The algorithm consists of two steps: extraction of actual cutting periods and calculation of abnormal scores. The former is a preprocessing step; the periods where actual cutting by tool is taking place are extracted on the basis of the difference between the vibrations during and not during cutting. The latter digitizes the degree of abnormality on the basis of changes in the signals in the extracted actual cutting periods.

Abnormal scores

Results of the extraction of actual cutting periods are useful as they themselves suggest machining abnormalities*.

History of extracting actual cutting periods (pink lines)

Lengths of extracted actual cutting periods (pink region)

If lengths significantly fluctuate in the same processes repeated during mass production, it may indicate anomalies such as inappropriate tool attachment, tool damage, material supply error, and material shape error.

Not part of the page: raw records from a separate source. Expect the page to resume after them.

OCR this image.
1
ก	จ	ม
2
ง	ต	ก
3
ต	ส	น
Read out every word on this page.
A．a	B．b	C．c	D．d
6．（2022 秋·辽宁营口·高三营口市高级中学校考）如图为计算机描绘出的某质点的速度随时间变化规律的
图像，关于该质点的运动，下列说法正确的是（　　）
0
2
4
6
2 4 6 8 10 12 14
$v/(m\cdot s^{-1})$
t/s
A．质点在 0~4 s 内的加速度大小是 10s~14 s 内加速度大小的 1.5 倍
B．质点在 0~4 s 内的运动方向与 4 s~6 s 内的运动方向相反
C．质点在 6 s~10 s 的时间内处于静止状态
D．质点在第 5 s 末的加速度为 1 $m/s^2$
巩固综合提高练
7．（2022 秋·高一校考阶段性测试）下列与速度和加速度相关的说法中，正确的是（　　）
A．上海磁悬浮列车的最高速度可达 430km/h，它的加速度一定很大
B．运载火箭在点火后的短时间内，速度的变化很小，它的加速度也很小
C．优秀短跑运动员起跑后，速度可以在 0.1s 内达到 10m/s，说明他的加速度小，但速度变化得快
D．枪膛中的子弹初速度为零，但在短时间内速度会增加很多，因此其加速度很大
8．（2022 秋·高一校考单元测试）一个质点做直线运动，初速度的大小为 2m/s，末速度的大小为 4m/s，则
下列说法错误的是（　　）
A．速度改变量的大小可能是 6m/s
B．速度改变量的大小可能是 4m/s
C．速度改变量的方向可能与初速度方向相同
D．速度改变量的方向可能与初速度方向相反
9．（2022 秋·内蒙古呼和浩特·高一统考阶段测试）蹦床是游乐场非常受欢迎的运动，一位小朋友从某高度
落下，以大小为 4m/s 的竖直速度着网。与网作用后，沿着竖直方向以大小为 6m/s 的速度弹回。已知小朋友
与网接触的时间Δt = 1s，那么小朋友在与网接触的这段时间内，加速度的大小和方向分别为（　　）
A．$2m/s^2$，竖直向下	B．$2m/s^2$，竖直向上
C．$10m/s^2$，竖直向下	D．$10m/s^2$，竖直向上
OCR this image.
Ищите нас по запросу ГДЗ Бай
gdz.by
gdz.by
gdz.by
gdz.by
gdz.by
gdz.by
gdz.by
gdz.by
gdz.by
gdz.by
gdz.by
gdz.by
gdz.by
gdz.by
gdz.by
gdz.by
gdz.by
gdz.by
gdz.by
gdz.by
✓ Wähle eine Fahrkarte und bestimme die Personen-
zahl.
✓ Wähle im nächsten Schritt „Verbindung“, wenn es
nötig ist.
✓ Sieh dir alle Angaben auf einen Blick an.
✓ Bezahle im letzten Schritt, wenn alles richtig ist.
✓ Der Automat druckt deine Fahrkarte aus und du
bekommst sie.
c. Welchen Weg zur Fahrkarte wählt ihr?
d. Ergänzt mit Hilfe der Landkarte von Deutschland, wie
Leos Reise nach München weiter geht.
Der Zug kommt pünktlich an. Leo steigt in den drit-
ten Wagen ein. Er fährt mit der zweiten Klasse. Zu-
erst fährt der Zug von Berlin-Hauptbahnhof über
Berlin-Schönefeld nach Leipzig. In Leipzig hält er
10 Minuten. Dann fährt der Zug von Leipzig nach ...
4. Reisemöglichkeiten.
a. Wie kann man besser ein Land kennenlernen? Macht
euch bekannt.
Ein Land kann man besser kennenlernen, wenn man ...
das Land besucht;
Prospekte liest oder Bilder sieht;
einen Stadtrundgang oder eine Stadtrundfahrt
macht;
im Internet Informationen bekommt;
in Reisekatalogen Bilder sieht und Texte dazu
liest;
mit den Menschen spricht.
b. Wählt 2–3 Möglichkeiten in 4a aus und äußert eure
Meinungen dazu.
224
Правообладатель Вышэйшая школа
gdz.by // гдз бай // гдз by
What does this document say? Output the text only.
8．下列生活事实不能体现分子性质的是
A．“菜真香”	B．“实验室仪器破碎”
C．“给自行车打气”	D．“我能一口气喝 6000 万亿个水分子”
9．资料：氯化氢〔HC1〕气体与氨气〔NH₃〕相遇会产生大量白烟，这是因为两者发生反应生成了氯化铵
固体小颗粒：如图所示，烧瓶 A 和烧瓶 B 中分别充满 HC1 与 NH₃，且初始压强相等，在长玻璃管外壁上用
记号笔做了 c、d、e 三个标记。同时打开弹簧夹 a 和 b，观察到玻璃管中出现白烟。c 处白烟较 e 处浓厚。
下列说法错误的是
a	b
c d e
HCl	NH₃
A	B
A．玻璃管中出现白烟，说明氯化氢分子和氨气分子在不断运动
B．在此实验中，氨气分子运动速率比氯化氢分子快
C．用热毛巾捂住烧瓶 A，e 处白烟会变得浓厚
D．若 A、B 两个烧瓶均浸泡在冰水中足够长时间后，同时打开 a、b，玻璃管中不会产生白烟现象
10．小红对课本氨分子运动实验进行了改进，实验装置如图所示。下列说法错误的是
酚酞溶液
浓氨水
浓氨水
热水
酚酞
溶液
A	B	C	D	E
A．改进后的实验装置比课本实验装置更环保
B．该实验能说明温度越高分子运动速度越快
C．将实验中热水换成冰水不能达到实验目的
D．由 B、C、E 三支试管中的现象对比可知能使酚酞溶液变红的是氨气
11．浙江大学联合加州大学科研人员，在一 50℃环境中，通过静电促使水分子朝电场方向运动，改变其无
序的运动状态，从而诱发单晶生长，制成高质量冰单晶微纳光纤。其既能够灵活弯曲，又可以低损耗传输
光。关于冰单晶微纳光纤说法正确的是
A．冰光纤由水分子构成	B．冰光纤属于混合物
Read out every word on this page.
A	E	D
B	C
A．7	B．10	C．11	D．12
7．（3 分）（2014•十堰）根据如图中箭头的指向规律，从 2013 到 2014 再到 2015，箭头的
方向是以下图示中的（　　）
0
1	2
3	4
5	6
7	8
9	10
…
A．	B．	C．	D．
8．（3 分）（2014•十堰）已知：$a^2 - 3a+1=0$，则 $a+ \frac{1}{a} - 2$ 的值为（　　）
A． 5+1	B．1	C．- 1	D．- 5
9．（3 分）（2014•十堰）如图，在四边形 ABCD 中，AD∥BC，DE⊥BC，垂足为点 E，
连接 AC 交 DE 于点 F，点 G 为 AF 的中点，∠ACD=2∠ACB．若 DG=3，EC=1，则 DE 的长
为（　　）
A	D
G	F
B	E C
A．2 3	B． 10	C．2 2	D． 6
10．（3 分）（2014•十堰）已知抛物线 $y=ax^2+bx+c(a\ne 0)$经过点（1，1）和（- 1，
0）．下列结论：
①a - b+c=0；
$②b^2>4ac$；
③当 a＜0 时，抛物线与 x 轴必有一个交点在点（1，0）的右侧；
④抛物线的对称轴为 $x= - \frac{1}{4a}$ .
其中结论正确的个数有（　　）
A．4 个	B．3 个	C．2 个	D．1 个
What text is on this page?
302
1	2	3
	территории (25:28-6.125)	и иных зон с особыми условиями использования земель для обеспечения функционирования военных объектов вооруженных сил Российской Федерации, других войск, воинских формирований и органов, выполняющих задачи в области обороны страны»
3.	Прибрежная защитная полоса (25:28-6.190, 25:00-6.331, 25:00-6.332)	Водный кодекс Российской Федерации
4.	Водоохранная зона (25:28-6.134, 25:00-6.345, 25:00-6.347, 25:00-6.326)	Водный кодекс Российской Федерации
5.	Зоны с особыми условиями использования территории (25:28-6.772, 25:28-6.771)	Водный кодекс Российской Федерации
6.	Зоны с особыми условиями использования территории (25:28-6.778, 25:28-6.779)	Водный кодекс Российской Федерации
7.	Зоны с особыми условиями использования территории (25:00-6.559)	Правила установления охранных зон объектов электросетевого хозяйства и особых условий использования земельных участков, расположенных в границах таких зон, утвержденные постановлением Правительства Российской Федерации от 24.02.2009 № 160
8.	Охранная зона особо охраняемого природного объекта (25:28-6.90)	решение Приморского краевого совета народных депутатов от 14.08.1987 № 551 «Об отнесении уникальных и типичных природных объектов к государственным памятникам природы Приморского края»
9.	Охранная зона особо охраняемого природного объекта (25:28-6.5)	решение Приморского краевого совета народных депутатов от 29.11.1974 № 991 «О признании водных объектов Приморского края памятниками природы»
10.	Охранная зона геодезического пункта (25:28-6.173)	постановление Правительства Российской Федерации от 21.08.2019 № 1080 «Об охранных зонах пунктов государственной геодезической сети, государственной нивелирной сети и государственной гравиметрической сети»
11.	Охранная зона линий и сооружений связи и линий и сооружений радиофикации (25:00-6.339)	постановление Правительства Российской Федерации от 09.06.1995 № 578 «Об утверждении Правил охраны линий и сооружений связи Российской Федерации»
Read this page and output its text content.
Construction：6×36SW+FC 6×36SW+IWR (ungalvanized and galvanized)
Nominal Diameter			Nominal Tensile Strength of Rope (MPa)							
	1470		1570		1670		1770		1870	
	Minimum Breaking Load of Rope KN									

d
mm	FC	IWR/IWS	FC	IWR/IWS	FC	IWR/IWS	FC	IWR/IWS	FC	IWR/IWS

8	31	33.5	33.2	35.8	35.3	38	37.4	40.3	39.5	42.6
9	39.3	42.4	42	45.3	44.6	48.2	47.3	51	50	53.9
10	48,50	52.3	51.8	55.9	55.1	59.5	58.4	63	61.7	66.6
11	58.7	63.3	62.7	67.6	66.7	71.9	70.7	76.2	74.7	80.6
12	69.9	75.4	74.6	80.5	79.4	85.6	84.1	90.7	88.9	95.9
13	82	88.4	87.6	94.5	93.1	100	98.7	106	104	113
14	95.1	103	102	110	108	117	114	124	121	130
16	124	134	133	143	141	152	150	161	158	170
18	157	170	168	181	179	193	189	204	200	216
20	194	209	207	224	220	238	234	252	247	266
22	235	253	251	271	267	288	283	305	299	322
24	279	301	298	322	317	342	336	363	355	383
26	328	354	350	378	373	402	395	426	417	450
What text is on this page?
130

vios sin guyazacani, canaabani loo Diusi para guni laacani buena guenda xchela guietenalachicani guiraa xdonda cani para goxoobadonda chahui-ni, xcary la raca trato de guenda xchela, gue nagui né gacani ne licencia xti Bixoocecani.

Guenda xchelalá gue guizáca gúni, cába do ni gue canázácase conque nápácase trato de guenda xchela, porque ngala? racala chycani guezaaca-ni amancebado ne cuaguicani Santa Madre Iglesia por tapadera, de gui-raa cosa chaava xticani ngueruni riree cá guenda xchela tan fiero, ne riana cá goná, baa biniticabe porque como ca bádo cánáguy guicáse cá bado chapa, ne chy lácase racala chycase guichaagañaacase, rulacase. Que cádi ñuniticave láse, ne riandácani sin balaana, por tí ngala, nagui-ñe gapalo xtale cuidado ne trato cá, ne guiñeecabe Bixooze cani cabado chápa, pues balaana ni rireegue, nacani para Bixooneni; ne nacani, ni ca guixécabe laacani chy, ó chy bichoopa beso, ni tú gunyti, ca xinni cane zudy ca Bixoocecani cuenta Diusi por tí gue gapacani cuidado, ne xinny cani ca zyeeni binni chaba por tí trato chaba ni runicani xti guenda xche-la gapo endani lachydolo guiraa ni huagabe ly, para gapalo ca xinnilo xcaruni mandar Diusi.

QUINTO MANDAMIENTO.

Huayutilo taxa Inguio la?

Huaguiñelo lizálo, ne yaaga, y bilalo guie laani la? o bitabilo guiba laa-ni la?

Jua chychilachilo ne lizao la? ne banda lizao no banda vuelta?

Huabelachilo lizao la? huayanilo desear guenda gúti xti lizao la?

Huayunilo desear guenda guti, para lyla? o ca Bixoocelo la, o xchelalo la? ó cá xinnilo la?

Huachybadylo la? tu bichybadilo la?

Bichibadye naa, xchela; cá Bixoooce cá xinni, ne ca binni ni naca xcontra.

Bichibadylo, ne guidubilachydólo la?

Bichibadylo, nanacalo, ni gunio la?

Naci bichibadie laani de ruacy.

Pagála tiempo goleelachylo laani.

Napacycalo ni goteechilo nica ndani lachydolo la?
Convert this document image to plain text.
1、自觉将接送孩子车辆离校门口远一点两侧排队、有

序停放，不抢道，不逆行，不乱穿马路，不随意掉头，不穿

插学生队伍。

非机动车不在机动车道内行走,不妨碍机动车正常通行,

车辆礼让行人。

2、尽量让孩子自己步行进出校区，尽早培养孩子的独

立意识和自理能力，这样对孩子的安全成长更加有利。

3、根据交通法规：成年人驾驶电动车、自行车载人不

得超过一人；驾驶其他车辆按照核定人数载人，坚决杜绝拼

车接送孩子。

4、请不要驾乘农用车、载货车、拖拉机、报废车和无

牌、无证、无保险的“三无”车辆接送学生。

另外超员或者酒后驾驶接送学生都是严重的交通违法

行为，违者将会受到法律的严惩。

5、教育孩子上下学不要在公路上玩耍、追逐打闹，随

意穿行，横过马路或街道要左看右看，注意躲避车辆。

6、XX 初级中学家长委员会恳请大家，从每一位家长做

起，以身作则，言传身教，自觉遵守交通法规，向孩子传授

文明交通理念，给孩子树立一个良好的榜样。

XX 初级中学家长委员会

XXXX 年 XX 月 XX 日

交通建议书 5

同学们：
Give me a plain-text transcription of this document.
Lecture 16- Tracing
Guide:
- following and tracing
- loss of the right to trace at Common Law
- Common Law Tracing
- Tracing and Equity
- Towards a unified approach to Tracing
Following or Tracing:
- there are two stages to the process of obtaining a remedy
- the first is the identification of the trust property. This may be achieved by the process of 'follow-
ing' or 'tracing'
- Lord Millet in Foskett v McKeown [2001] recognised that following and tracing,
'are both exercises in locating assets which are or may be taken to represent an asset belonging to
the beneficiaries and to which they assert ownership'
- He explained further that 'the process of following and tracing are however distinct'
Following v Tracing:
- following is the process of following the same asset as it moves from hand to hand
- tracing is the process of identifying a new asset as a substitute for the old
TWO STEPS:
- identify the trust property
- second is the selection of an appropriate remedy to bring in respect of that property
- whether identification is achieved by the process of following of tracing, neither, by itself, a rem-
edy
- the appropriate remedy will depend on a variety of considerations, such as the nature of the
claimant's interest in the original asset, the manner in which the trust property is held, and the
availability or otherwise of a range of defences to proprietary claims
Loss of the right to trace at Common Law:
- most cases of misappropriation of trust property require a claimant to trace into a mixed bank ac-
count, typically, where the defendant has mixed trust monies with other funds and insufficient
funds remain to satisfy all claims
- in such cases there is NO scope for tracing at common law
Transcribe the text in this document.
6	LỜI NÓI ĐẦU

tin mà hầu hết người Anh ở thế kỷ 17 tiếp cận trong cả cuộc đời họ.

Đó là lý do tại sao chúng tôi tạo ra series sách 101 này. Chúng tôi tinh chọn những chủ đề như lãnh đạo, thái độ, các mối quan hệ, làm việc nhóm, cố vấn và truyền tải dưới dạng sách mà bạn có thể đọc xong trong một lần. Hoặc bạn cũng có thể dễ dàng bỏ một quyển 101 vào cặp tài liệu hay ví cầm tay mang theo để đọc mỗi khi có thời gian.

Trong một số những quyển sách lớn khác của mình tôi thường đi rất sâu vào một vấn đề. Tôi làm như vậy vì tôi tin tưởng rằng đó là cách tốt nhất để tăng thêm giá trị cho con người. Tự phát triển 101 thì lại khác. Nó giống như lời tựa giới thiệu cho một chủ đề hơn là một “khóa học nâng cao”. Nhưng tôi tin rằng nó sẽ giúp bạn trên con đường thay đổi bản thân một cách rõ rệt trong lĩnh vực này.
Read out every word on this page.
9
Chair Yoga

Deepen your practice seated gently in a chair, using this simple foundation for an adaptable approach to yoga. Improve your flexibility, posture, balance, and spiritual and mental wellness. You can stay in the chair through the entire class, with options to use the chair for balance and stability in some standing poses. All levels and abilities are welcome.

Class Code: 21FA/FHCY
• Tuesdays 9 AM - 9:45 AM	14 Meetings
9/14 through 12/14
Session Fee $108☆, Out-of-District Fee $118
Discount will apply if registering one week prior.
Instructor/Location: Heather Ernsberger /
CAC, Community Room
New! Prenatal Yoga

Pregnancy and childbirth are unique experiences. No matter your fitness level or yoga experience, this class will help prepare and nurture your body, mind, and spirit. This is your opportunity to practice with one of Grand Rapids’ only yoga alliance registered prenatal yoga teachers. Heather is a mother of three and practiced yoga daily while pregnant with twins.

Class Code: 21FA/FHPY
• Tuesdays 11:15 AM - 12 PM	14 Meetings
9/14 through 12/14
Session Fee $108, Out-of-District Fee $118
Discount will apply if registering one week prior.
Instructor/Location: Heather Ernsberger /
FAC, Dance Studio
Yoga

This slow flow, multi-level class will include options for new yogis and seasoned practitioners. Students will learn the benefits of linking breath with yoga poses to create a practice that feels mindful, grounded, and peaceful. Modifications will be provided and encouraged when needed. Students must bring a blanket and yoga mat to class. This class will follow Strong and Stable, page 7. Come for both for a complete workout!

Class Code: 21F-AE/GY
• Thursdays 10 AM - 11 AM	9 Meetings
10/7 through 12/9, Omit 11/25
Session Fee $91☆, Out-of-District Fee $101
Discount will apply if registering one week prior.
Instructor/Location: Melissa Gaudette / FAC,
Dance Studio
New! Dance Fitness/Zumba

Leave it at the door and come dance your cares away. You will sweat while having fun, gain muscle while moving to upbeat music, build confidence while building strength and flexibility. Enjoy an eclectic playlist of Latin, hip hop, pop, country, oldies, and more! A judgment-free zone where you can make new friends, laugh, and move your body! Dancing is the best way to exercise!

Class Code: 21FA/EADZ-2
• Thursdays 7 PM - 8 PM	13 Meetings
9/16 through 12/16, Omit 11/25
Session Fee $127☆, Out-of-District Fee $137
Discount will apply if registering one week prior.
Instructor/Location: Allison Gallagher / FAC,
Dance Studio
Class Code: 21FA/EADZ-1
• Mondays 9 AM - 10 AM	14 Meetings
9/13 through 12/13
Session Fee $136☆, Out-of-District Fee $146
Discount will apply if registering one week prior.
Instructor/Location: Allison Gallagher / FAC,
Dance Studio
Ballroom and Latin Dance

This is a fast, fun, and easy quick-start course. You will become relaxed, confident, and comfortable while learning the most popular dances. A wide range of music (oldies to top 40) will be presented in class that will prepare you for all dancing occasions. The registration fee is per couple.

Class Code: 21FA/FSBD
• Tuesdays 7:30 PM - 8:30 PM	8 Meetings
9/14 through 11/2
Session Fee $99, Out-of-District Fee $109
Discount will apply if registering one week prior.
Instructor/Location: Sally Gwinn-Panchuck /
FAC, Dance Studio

3. Highly operable, easy-to-see visualization interface

With this technology installed, the system is operable from an iHMI-spec CNC touch panel manufactured by FANUC. The operator-friendly interface allows easy operation on site. Button and indicator layouts have been carefully designed to maximize use of the limited screen space so that the operator can clearly see useful information, including amplitude and frequency elements of the vibration waveforms, scores obtained through analysis, and past records.

Ricoh's vision

The first product incorporating this technology has been developed in cooperation with FANUC as a module for FANUC ROBODRILL, a small machining robot. Ricoh will continue to develop technologies in pursuit of precision and ease of use, so that the value of this technology will be delivered to many more users, including those users of existing machine tools on the market.